A vendor-neutral standard for documenting, exchanging, archiving, and presenting online experiments. Portable between vendors and products.
Why a standard?
Experiment data lives in many tools — GrowthBook, Optimizely, Statsig, internal platforms — but most teams want the same things from it: an archive of past decisions, a way to present results to executives, the ability to migrate between platforms, and a learning repository that outlives any single vendor.
Existing tools standardize how flags are evaluated. OES standardizes how experiments are documented and exchanged — design, metrics, results, decisions, and the trust checks that justify them.
Top-level envelope
A short, predictable structure makes documents safe to parse, even when fields are extended.
{
"schemaVersion": "0.1.0",
"objectType": "experiment",
"experiment": {},
"design": {},
"variants": [],
"metrics": [],
"analysis": {},
"results": {},
"scorecard": {},
"decision": {},
"qualityChecks": [],
"artifacts": [],
"provenance": {},
"extensions": {}
}Design principles
The standard distinguishes what was planned, what happened, how it was analyzed, what was concluded, and what should be shown to humans.

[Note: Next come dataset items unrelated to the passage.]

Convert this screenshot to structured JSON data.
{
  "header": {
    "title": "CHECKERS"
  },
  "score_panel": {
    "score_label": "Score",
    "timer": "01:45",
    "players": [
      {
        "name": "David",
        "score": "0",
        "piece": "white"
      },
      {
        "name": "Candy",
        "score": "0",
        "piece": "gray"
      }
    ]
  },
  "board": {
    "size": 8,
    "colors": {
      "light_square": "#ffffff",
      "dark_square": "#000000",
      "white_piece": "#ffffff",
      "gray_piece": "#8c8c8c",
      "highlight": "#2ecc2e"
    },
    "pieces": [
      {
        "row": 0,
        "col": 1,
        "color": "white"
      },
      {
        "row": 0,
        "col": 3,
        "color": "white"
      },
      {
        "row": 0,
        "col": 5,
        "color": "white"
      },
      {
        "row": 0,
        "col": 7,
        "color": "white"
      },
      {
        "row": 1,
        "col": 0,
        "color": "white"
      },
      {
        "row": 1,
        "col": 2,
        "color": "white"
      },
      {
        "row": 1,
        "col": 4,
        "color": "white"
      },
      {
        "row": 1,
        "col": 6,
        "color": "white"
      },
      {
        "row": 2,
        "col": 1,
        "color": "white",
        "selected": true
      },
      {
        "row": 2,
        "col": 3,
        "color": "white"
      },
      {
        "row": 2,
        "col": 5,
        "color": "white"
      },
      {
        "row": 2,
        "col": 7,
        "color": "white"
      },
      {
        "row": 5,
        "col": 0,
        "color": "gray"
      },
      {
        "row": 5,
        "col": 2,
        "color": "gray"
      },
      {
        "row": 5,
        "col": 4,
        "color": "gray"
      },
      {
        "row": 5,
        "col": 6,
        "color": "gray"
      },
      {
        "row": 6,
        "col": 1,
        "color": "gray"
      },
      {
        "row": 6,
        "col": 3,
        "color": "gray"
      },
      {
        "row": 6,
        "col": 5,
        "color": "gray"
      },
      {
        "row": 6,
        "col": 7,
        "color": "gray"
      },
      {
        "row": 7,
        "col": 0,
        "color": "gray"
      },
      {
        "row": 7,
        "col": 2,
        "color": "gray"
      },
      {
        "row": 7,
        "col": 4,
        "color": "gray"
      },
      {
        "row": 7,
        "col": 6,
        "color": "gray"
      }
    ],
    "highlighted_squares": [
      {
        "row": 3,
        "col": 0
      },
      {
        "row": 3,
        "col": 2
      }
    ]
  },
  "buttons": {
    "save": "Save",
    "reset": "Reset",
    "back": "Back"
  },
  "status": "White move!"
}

Metric definitions, code versions, and warehouse queries are captured into the document at analysis time — they may have changed by the time you reread it.
Vendor-specific fields live under extensions.*. Importers must safely ignore unknown extensions instead of rejecting documents.
Sample ratio mismatch, exposure health, invariant metrics, and other quality checks are part of the standard, not an afterthought.
Experiments fail as institutional memory when the result exists but the decision does not. OES makes the decision a first-class object.
JSON is the canonical manifest. Charts, CSVs, SQL, notebooks, and HTML reports travel alongside it as a research object.
What's in the spec
Twelve sections, ordered from envelope to artifacts. The MVP covers the fields needed for the 80% of online A/B tests teams run today.
MVP at a glance
For v0.1, we don't try to model every possible statistical method. We start with the fields needed for the 80% case:
- Experiment identity: ID, title, status, owner, hypothesis, dates
- Design: type, randomization unit, population, allocation, variants
- Metrics: definitions with role, direction, window, data source
- Results: sample sizes, deltas, intervals, p-values or Bayesian probabilities
- Scorecard: primary outcome, guardrails, overall result, recommended action
- Decision: ship / do-not-ship / iterate / rerun, with rationale
- Quality checks: SRM, exposure health, invariants, data freshness
- Artifacts and provenance: links to charts, SQL, dashboards, commits, source system
How it relates to OpenFeature
OpenFeature standardizes how applications evaluate feature flags and associate those evaluations with downstream outcomes. OES standardizes how experiment plans, metrics, results, scorecards, and decisions are exchanged after or during analysis. The two are complementary, not competitive.